Nuestra identidad no son los golpes y fracturas, y para descubrir nuestra propia identidad conviene adentrarse en la soledad. Decía Nowmen «En la soledad descubrimos que nuestra vida no es una posesión que hay que defender, sino un don que hay que compartir»¹⁰.

Montessori, clara representante de la educación sensible, proponía el silencio en su didáctica, no como «pedagogía del orden», «disciplina» o «amaestramiento» del niño, sino que para Montessori el silencio era una experiencia espiritual elevada, no una cesación, no un menos, sino un más de actividad y de atención a partir de la cual, el niño puede captar con su sensibilidad interior que es amado de forma original y exclusiva.

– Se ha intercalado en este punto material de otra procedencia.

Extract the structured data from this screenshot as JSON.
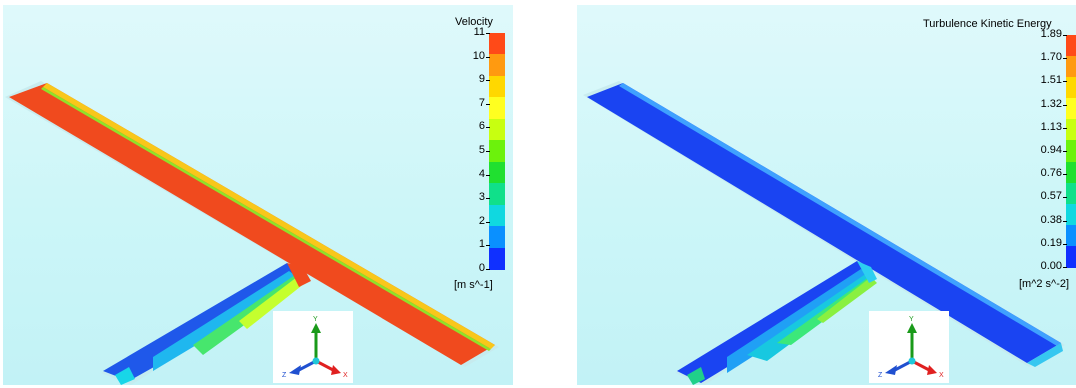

Y ese amor, se manifiesta por su expresión libre de amor bello.

El niño, el adulto, aprende que es amado por sí mismo y que no tiene que hacer nada para alcanzar tan inmerecido don. No hay ningún mérito por nuestra parte y, así, serenos y libres, lo único que tenemos son motivos para amar con originalidad.

Vivir la identidad es habitar el propio «hogar interior», cualquier otra identificación son refugios que no terminan de colmar la infinitud de nuestra identidad. Solo desde el «hogar interior» estaremos en condiciones de manifestar la propia originalidad sin perdernos en la imitación, en la competitividad: amor original, personal y transferible, eso es lo que somos.